A parallel-plate capacitor is charged and then disconnected from the battery. By what factor does the stored energy change when the plate separation is then doubled?

U/U₀ = 2

(factor of 2 i. e U = 2U₀)

Therefore, the energy stored in the capacitor is doubled when the plate separation is doubled while the capacitor has been disconnected

Explanation:

Energy stored in a capacitor can be expressed as;

U = 0.5CV^2 = Q^2/2C

And

C = ε₀ A/d

Where

C = capacitance

V = potential difference

Q = charge

A = Area of plates

d = distance between plates

So

U = Q^2/2C = dQ^2/2ε₀ A

The initial energy of the capacitor at d = d₀ is

U₀ = Q^2/2C = d₀Q^2/2ε₀ A ... 1

When the plate separation is increased after the capacitor has been disconnected, the charge Q of the capacitor remain constant.

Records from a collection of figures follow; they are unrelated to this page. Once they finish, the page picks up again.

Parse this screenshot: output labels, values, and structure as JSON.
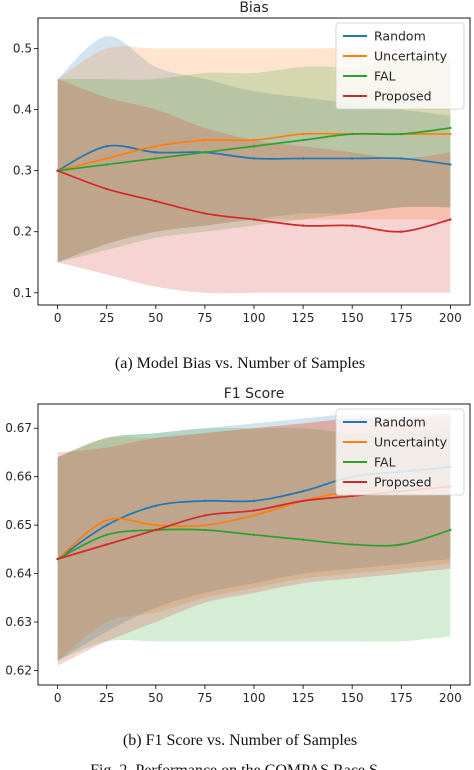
{
  "colors": {
    "random": "#1f77b4",
    "uncertainty": "#ff7f0e",
    "fal": "#2ca02c",
    "proposed": "#d62728"
  },
  "captions": {
    "a": "(a) Model Bias vs. Number of Samples",
    "b": "(b) F1 Score vs. Number of Samples"
  },
  "footer_partial": "Fig. 2. Performance on the COMPAS Race S...",
  "chart_data": [
    {
      "type": "line",
      "title": "Bias",
      "xlabel": "",
      "ylabel": "",
      "xlim": [
        -10,
        210
      ],
      "ylim": [
        0.08,
        0.55
      ],
      "xticks": [
        0,
        25,
        50,
        75,
        100,
        125,
        150,
        175,
        200
      ],
      "yticks": [
        0.1,
        0.2,
        0.3,
        0.4,
        0.5
      ],
      "ytick_labels": [
        "0.1",
        "0.2",
        "0.3",
        "0.4",
        "0.5"
      ],
      "grid": false,
      "legend": "top-right",
      "x": [
        0,
        25,
        50,
        75,
        100,
        125,
        150,
        175,
        200
      ],
      "series": [
        {
          "name": "Random",
          "color_key": "random",
          "values": [
            0.3,
            0.34,
            0.33,
            0.33,
            0.32,
            0.32,
            0.32,
            0.32,
            0.31
          ],
          "lower": [
            0.15,
            0.18,
            0.2,
            0.21,
            0.22,
            0.23,
            0.23,
            0.24,
            0.24
          ],
          "upper": [
            0.45,
            0.52,
            0.47,
            0.45,
            0.43,
            0.42,
            0.41,
            0.4,
            0.39
          ]
        },
        {
          "name": "Uncertainty",
          "color_key": "uncertainty",
          "values": [
            0.3,
            0.32,
            0.34,
            0.35,
            0.35,
            0.36,
            0.36,
            0.36,
            0.36
          ],
          "lower": [
            0.15,
            0.18,
            0.2,
            0.21,
            0.22,
            0.22,
            0.22,
            0.22,
            0.22
          ],
          "upper": [
            0.45,
            0.5,
            0.5,
            0.5,
            0.5,
            0.5,
            0.5,
            0.49,
            0.49
          ]
        },
        {
          "name": "FAL",
          "color_key": "fal",
          "values": [
            0.3,
            0.31,
            0.32,
            0.33,
            0.34,
            0.35,
            0.36,
            0.36,
            0.37
          ],
          "lower": [
            0.15,
            0.17,
            0.19,
            0.2,
            0.21,
            0.22,
            0.23,
            0.24,
            0.24
          ],
          "upper": [
            0.45,
            0.45,
            0.45,
            0.46,
            0.46,
            0.47,
            0.47,
            0.48,
            0.48
          ]
        },
        {
          "name": "Proposed",
          "color_key": "proposed",
          "values": [
            0.3,
            0.27,
            0.25,
            0.23,
            0.22,
            0.21,
            0.21,
            0.2,
            0.22
          ],
          "lower": [
            0.15,
            0.13,
            0.11,
            0.1,
            0.1,
            0.1,
            0.1,
            0.1,
            0.1
          ],
          "upper": [
            0.45,
            0.42,
            0.4,
            0.37,
            0.35,
            0.34,
            0.33,
            0.32,
            0.33
          ]
        }
      ]
    },
    {
      "type": "line",
      "title": "F1 Score",
      "xlabel": "",
      "ylabel": "",
      "xlim": [
        -10,
        210
      ],
      "ylim": [
        0.617,
        0.675
      ],
      "xticks": [
        0,
        25,
        50,
        75,
        100,
        125,
        150,
        175,
        200
      ],
      "yticks": [
        0.62,
        0.63,
        0.64,
        0.65,
        0.66,
        0.67
      ],
      "ytick_labels": [
        "0.62",
        "0.63",
        "0.64",
        "0.65",
        "0.66",
        "0.67"
      ],
      "grid": false,
      "legend": "top-right",
      "x": [
        0,
        25,
        50,
        75,
        100,
        125,
        150,
        175,
        200
      ],
      "series": [
        {
          "name": "Random",
          "color_key": "random",
          "values": [
            0.643,
            0.65,
            0.654,
            0.655,
            0.655,
            0.657,
            0.66,
            0.661,
            0.662
          ],
          "lower": [
            0.622,
            0.628,
            0.633,
            0.636,
            0.638,
            0.64,
            0.641,
            0.642,
            0.643
          ],
          "upper": [
            0.664,
            0.668,
            0.669,
            0.67,
            0.671,
            0.672,
            0.673,
            0.673,
            0.673
          ]
        },
        {
          "name": "Uncertainty",
          "color_key": "uncertainty",
          "values": [
            0.643,
            0.651,
            0.65,
            0.65,
            0.652,
            0.655,
            0.657,
            0.657,
            0.658
          ],
          "lower": [
            0.622,
            0.63,
            0.632,
            0.635,
            0.637,
            0.639,
            0.64,
            0.641,
            0.642
          ],
          "upper": [
            0.664,
            0.668,
            0.668,
            0.669,
            0.67,
            0.671,
            0.672,
            0.672,
            0.672
          ]
        },
        {
          "name": "FAL",
          "color_key": "fal",
          "values": [
            0.643,
            0.648,
            0.649,
            0.649,
            0.648,
            0.647,
            0.646,
            0.646,
            0.649
          ],
          "lower": [
            0.622,
            0.626,
            0.626,
            0.626,
            0.626,
            0.626,
            0.626,
            0.626,
            0.627
          ],
          "upper": [
            0.664,
            0.668,
            0.669,
            0.67,
            0.67,
            0.67,
            0.669,
            0.669,
            0.67
          ]
        },
        {
          "name": "Proposed",
          "color_key": "proposed",
          "values": [
            0.643,
            0.646,
            0.649,
            0.652,
            0.653,
            0.655,
            0.656,
            0.657,
            0.658
          ],
          "lower": [
            0.621,
            0.626,
            0.63,
            0.634,
            0.636,
            0.638,
            0.639,
            0.64,
            0.641
          ],
          "upper": [
            0.665,
            0.666,
            0.668,
            0.669,
            0.67,
            0.671,
            0.672,
            0.672,
            0.673
          ]
        }
      ]
    }
  ]
}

The final energy stored in the capacitor at d = 2d₀ is

U = 2d₀Q^2/2ε₀ A ... 2

The factor U/U₀ can be derived by substituting equation 1 and 2

U/U₀ = (2d₀Q^2/2ε₀ A) / (d₀Q^2/2ε₀ A)

Simplifying we have;

U/U₀ = 2

U = 2U₀

Therefore, the energy stored in the capacitor is doubled when the plate separation is doubled while the capacitor has been disconnected.